The rise of social media platforms puts fashion at the world’s fingertips, but as styles go in and out, they’re often embraced before consumers ever process their implications.
Recent trends such as pompom drop earrings and Huipil-inspired clothing are having a moment, especially here on campus.
Maria Fernanda Palomares Carranco, a Mexican American and Latino/a studies senior, said she’s seen huipiles culturally appropriated here on campus.
“I’ve seen, here at UT-Austin, stores in West Campus that utilize flower patterns, like indigenous blouses, put in UT colors,” Carranco said.
Luis Urrieta, a cultural studies professor at the Center for Mexican American Studies and a faculty affiliate at the Native American & Indigenous Studies program, compared appropriation to intellectual property violations.
“Appropriation is a form of theft,” Urrieta said. “It is a nice way of saying that someone is taking someone else’s (idea) and making it their own.”
Urrieta said a consumer appropriates other cultures when they ignore the product’s place in a larger social narrative.
“In the process of taking, the taker ignores the significance, meaning, or his-, her- or they-story of the cultural items,” Urrieta said. “The taker also does not credit the source in any significant or meaningful way.”
Rachel V. Gonzalez-Martin, an assistant professor in the Mexican American and Latino/a Studies department, said there is a difference between appreciation and appropriation.
“Appropriation and appreciation are contextual — meaning you need to understand people and their motivations and personal histories before you can judge,” Gonzalez-Martin said. “Appropriation is cultural poaching. Appreciation is an observational practice, that understands (the art is) built by living communities.”

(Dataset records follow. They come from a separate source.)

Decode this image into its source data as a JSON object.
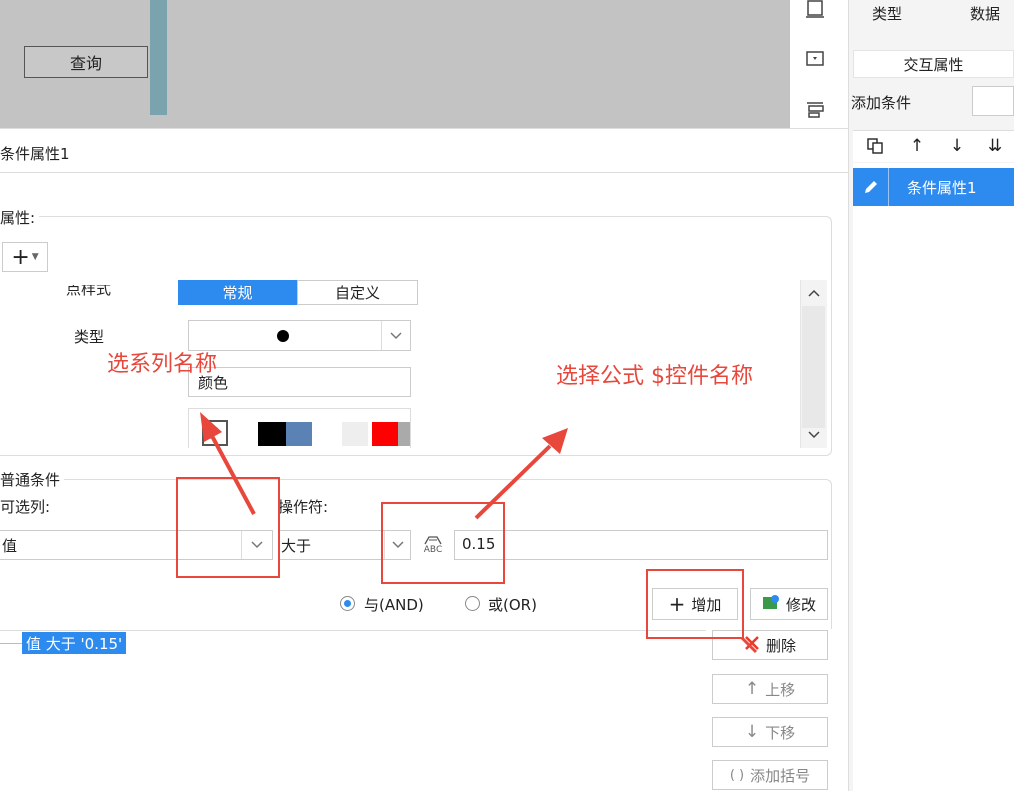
{
  "preview": {
    "query_button": "查询"
  },
  "right_panel": {
    "tab_type": "类型",
    "tab_data": "数据",
    "interact_attr": "交互属性",
    "add_condition": "添加条件",
    "selected_item": "条件属性1"
  },
  "dialog": {
    "title": "条件属性1",
    "attr_section": "属性:",
    "point_style_label": "点样式",
    "style_normal": "常规",
    "style_custom": "自定义",
    "type_label": "类型",
    "color_value": "颜色",
    "palette": [
      "#000000",
      "#5a82b4",
      "#ffffff",
      "#eeeeee",
      "#ff0000",
      "#aaaaaa"
    ],
    "normal_conditions": "普通条件",
    "column_label": "可选列:",
    "operator_label": "操作符:",
    "column_value": "值",
    "operator_value": "大于",
    "abc_icon_text": "ABC",
    "value": "0.15",
    "radio_and": "与(AND)",
    "radio_or": "或(OR)",
    "btn_add": "增加",
    "btn_edit": "修改",
    "btn_delete": "删除",
    "btn_up": "上移",
    "btn_down": "下移",
    "btn_bracket": "添加括号",
    "condition_item": "值 大于 '0.15'"
  },
  "annotations": {
    "series_note": "选系列名称",
    "formula_note": "选择公式  $控件名称",
    "accent_color": "#e8473b"
  }
}
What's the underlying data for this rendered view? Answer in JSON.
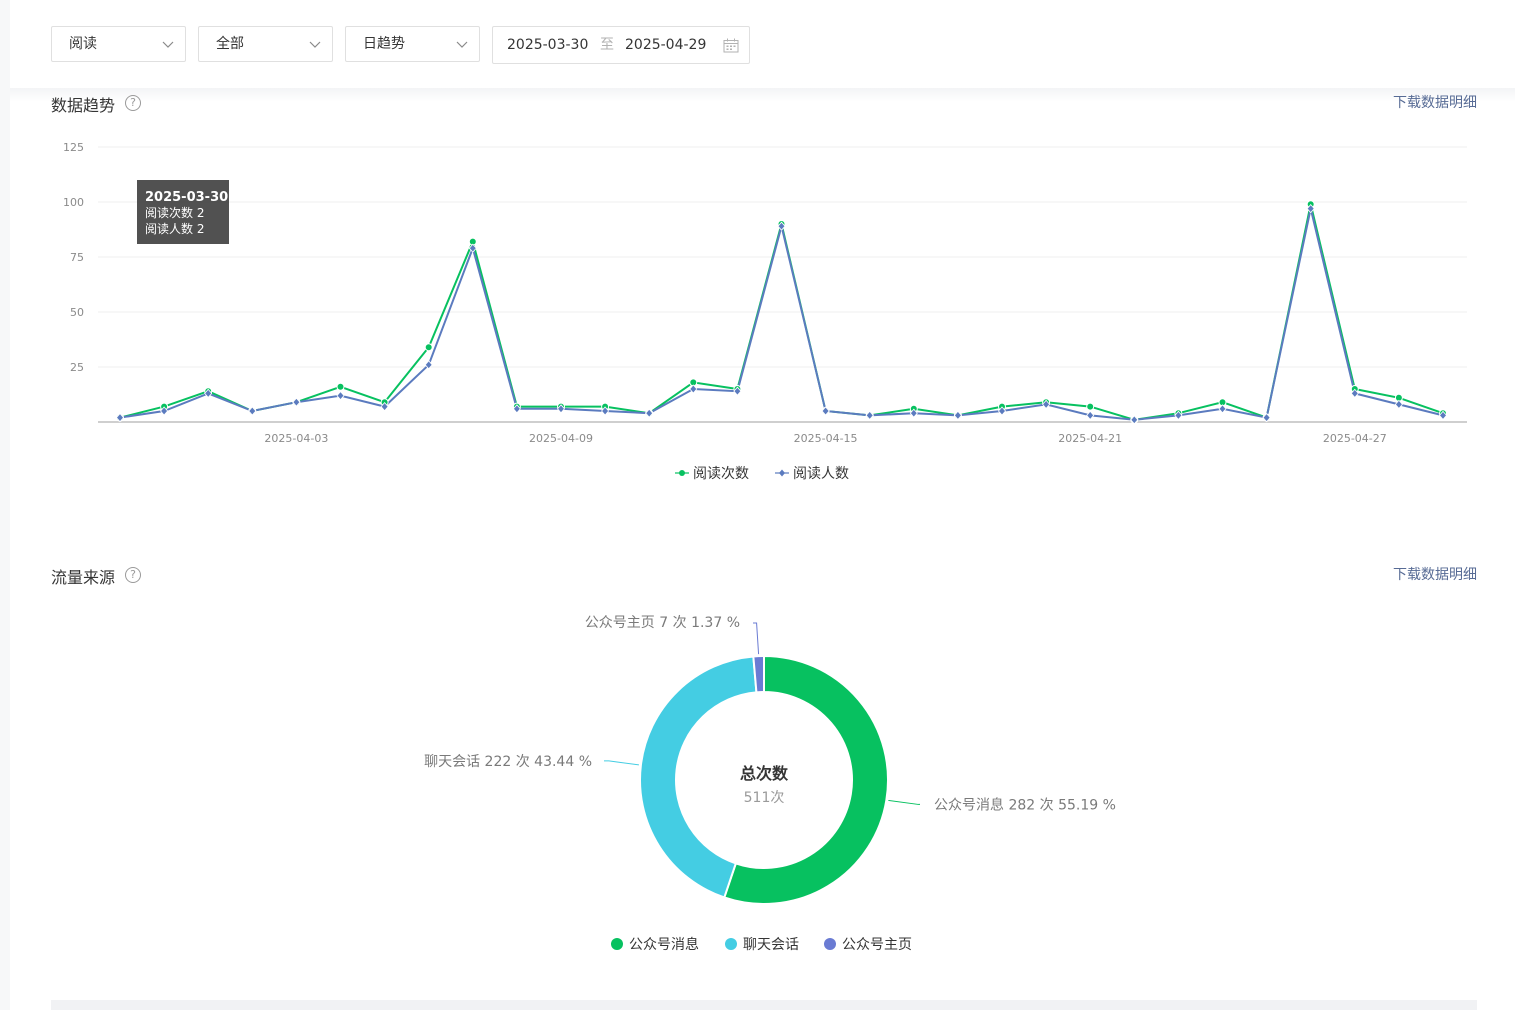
{
  "filters": {
    "metric": "阅读",
    "source": "全部",
    "granularity": "日趋势",
    "date_start": "2025-03-30",
    "date_sep": "至",
    "date_end": "2025-04-29"
  },
  "trend": {
    "title": "数据趋势",
    "download_label": "下载数据明细",
    "tooltip": {
      "date": "2025-03-30",
      "line1": "阅读次数 2",
      "line2": "阅读人数 2"
    }
  },
  "traffic": {
    "title": "流量来源",
    "download_label": "下载数据明细",
    "center_title": "总次数",
    "center_value": "511次",
    "labels": [
      "公众号消息 282 次 55.19 %",
      "聊天会话 222 次 43.44 %",
      "公众号主页 7 次 1.37 %"
    ]
  },
  "colors": {
    "green": "#07c160",
    "blue": "#5b7bbf",
    "cyan": "#44cde3",
    "purple": "#6a7bd3"
  },
  "chart_data": [
    {
      "type": "line",
      "x": [
        "2025-03-30",
        "2025-03-31",
        "2025-04-01",
        "2025-04-02",
        "2025-04-03",
        "2025-04-04",
        "2025-04-05",
        "2025-04-06",
        "2025-04-07",
        "2025-04-08",
        "2025-04-09",
        "2025-04-10",
        "2025-04-11",
        "2025-04-12",
        "2025-04-13",
        "2025-04-14",
        "2025-04-15",
        "2025-04-16",
        "2025-04-17",
        "2025-04-18",
        "2025-04-19",
        "2025-04-20",
        "2025-04-21",
        "2025-04-22",
        "2025-04-23",
        "2025-04-24",
        "2025-04-25",
        "2025-04-26",
        "2025-04-27",
        "2025-04-28",
        "2025-04-29"
      ],
      "x_ticks": [
        "2025-04-03",
        "2025-04-09",
        "2025-04-15",
        "2025-04-21",
        "2025-04-27"
      ],
      "series": [
        {
          "name": "阅读次数",
          "values": [
            2,
            7,
            14,
            5,
            9,
            16,
            9,
            34,
            82,
            7,
            7,
            7,
            4,
            18,
            15,
            90,
            5,
            3,
            6,
            3,
            7,
            9,
            7,
            1,
            4,
            9,
            2,
            99,
            15,
            11,
            4
          ]
        },
        {
          "name": "阅读人数",
          "values": [
            2,
            5,
            13,
            5,
            9,
            12,
            7,
            26,
            79,
            6,
            6,
            5,
            4,
            15,
            14,
            89,
            5,
            3,
            4,
            3,
            5,
            8,
            3,
            1,
            3,
            6,
            2,
            97,
            13,
            8,
            3
          ]
        }
      ],
      "ylim": [
        0,
        125
      ],
      "y_ticks": [
        25,
        50,
        75,
        100,
        125
      ],
      "grid": true,
      "legend": "bottom"
    },
    {
      "type": "pie",
      "categories": [
        "公众号消息",
        "聊天会话",
        "公众号主页"
      ],
      "values": [
        282,
        222,
        7
      ],
      "percent": [
        55.19,
        43.44,
        1.37
      ],
      "total": 511,
      "legend": "bottom"
    }
  ]
}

Urrieta said this pattern of appropriation is not without consequence.
“There are many economic, social and symbolic repercussions,” Urrieta said. “The first is obviously the theft of intellectual property, the theft of communal knowledge … Socially, it reduces native and indigenous peoples to ‘artifacts’ that can be worn, used, consumed and displayed.”

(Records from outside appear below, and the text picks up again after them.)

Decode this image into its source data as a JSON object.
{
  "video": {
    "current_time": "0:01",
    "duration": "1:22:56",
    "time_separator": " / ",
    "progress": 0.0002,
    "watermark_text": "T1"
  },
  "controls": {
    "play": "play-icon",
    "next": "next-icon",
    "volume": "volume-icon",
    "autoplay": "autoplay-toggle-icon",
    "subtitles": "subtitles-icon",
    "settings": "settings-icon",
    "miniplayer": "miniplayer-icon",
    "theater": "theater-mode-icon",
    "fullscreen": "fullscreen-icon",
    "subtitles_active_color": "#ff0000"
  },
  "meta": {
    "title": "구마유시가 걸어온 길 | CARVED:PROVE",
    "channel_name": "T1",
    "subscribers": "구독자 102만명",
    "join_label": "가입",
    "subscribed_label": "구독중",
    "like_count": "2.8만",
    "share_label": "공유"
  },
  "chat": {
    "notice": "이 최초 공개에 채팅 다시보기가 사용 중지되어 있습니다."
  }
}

Carranco said the social repercussions caused by the disparity between the appropriator and the appropriated are closer to home than most would think.
“Only (a white woman) can wear these and be seen as looking presentable,” Carranco said. “Because if an indigenous woman wears those, she’s not seen
as presentable.”
UT alumna Marcia Lucas owns El Interior, a store selling handcrafted folk art. Lucas spent a large part of her career living and working with artists, eventually starting El Interior, directly supporting the folk creators’ sustainable lifestyle.
Lucas identified the cultural inspiration of the pompom earrings as coming from Chiapas, being made originally by the Mayans. Lucas said she is also familiar with huipiles, which she sells in her store.
“I buy traditional huipiles that indigenous women have woven for themselves and wear, representing their village,” Lucas said. “The huipiles used to always represent the village where a woman was from.”
Making a point to conduct business fairly with her creators, Lucas works with them directly and accredits them in an effort to support the folk art she appreciates so deeply. She does so by meeting them on their turf, traveling anywhere from Mexico to Guatemala and building relationships with the craftsmen, cutting the middleman to make room for fair trade.
Lucas has a stake in the lives of the artists she works with, personally and professionally, and cares about the integrity original craftsmanship adds to their folk art. She said appropriated mass production of a culture’s original designs often takes away their significance.
“Mass production takes the soul out of it,” Lucas said. “When something is handmade, there is a life force — there’s something about the lifestyle that the piece carries with it.”